It denied him the opportunity to shake hands with James Ryall, the Kilkenny player who ended up marking him, he pointed out, or to embrace any of his team-mates.
"Back in '99, the crowd wasn't allowed on to the field, which meant we were able to celebrate, commiserate with the opposition and do a lap of honour.
"You could understand the enthusiasm of the crowd after Sunday's win, but it was bedlam. There was one guy on my back with his arm around my neck. All you could do was run for safety," he said.
At a personal level, his medal meant much more now that he's married with two daughters, Kate and Edel. And the fact that his wife Elaine had a seat near the presentation area meant he was quickly re-united with them.
"A lot of things have changed. It was great to have them there," he added.
Corcoran admitted that he knew from the start that it was a risk coming back with Cork but it never worried him. Some people thought he was mad, that he ran the risk of not being remembered for all he had achieved in the past.

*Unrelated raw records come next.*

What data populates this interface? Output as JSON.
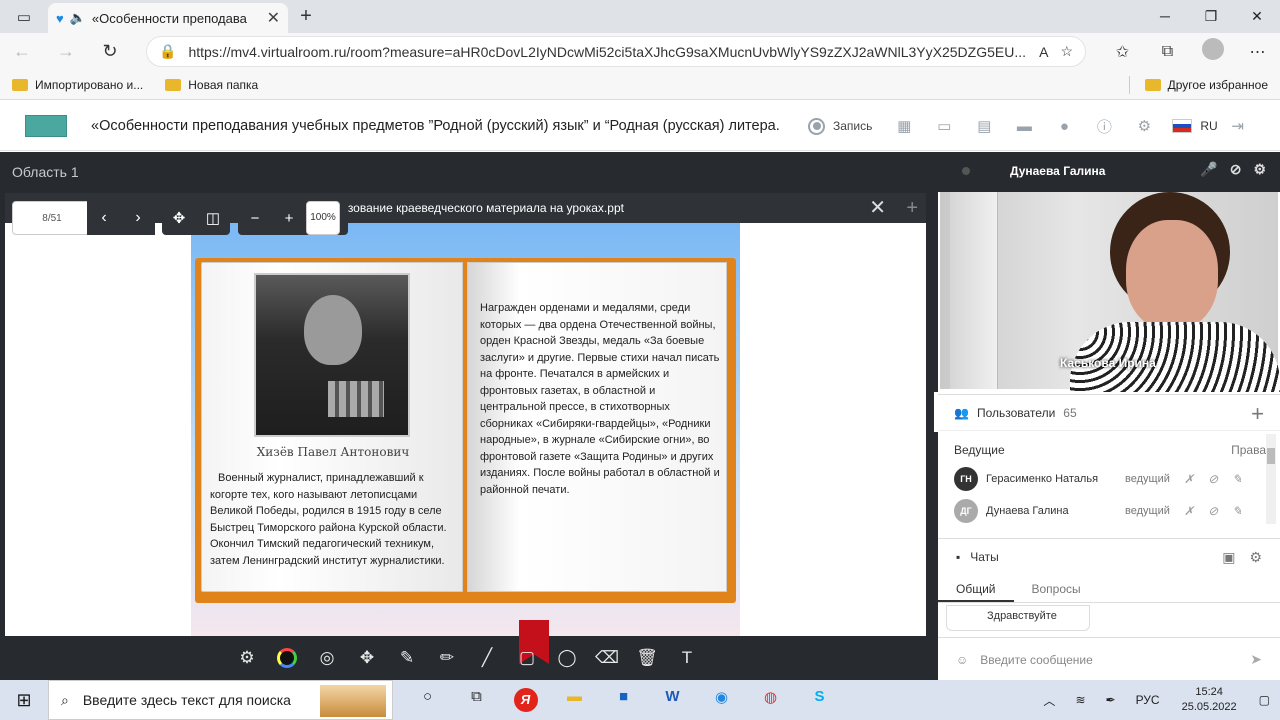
{
  "browser": {
    "tab_title": "«Особенности преподава",
    "url": "https://mv4.virtualroom.ru/room?measure=aHR0cDovL2IyNDcwMi52ci5taXJhcG9saXMucnUvbWlyYS9zZXJ2aWNlL3YyX25DZG5EU..."
  },
  "bookmarks": {
    "items": [
      "Импортировано и...",
      "Новая папка"
    ],
    "other": "Другое избранное"
  },
  "header": {
    "title": "«Особенности преподавания учебных предметов ”Родной (русский) язык” и “Родная (русская) литера...",
    "record": "Запись",
    "lang": "RU"
  },
  "area": {
    "title": "Область 1"
  },
  "presentation": {
    "file": "Использование краеведческого материала на уроках.ppt",
    "page": "8/51",
    "zoom": "100%"
  },
  "slide": {
    "name": "Хизёв Павел Антонович",
    "left_text": "Военный журналист, принадлежавший к когорте тех, кого называют летописцами Великой Победы, родился в 1915 году в селе Быстрец Тиморского района Курской области. Окончил Тимский педагогический техникум, затем Ленинградский институт журналистики.",
    "right_text": "Награжден орденами и медалями, среди которых — два ордена Отечественной войны, орден Красной Звезды, медаль «За боевые заслуги» и другие. Первые стихи начал писать на фронте. Печатался в армейских и фронтовых газетах, в областной и центральной прессе, в стихотворных сборниках «Сибиряки-гвардейцы», «Родники народные», в журнале «Сибирские огни», во фронтовой газете «Защита Родины» и других изданиях. После войны работал в областной и районной печати."
  },
  "speaker": {
    "name": "Дунаева Галина",
    "video_label": "Каськова Ирина"
  },
  "users": {
    "label": "Пользователи",
    "count": "65",
    "leaders_label": "Ведущие",
    "rights_label": "Права",
    "list": [
      {
        "initials": "ГН",
        "name": "Герасименко Наталья",
        "role": "ведущий"
      },
      {
        "initials": "ДГ",
        "name": "Дунаева Галина",
        "role": "ведущий"
      }
    ]
  },
  "chats": {
    "label": "Чаты",
    "tabs": [
      "Общий",
      "Вопросы"
    ],
    "last_message": "Здравствуйте",
    "input_placeholder": "Введите сообщение"
  },
  "taskbar": {
    "search_placeholder": "Введите здесь текст для поиска",
    "lang": "РУС",
    "time": "15:24",
    "date": "25.05.2022"
  }
}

"Life is about risks. The way I look at it, I had been out of the game for two years. If it didn't work out, it wouldn't be a huge disaster," he said.
"Winning was incredible. It would compare to '99, which was special because it was my first All-Ireland. The second is just as sweet.
"I played with an incredible bunch of guys. It was one of the reasons I came back. Even though I didn't say it to anybody, I was fully confident during the week that we were going to win because the guys were so up for it."
The irony of his situation having to wait seven years after losing (to Kilkenny) in his debut season was not lost on Corcoran when he thought of the players like impressive forward Kieran Murphy who won their first medal on Sunday.
"If you told me in '98 I would win two medals I wouldn't have believed you. The only reason I played senior football was because the hurling was going so bad in Cork at the time.
After we were hammered in '96 by Limerick, things looked bleak until Jimmy Barry-Murphy turned it around. Now Donal O'Grady has turned it up a notch," he said.
Corcoran revealed his only regret about his dual activity was that he played in the 1998 Munster championship without any real preparation.
"They brought me back into the panel the week before the game against Kerry and I found myself in the team not having played football in six months.
"I shouldn't have played that day. I remember Mark Landers saying to me that Cork wouldn't win an All-Ireland while I was playing football. It was probably one of the reasons why I gave it up in the end."
While he established his reputation as a quality defender in the early '90s, he would nearly have preferred to be a forward. It was where he lined out with Erin's Own the year they won their first county championship, when he scored a memorable point from out on the right flank.
"Physically I didn't think I would be up to it in the back line this time. Full-forward was the only position I could have played in."
On Sunday, he only relaxed when it was announced that a mere minute would be added on. Just after that, he scored a marvellous point from near the corner flag, after which he fell to his knees and acknowledged the crowd in a rare display of emotion.
"You don't plan these things. I found myself on the ground and the crowd started cheering and it was a case of reacting," he explained.
Saying that he had been particularly pleased for the players who hadn't done well in last year's final, Corcoran said watching re-runs of some of the interviews on video before they left for Croke Park brought it home to him how much they had suffered.
"John Gardiner, Diarmuid O'Sullivan and Setanta were being interviewed. They were talking about the pain of losing, that they didn't want to face it again. John was talking about how disappointed he was about the frees that didn't go over.
"There was no way Kilkenny could have been as hungry as Cork. They have been incredible over the last few years. Contesting six finals in seven years is unbelievable. People were talking about the three-in-row and the 29th All-Ireland, but for us it was the loss of last year.
"Basically fellows couldn't even comprehend losing a second."
Gardiner said he was delighted to get to play in another final and thankful that things went so well for him.
"It's very rare you get a second chance so quickly and we were delighted to take it. Last year, we didn't realise it but we were probably nervous. This year we were fully focused. There was really nothing going to stop us."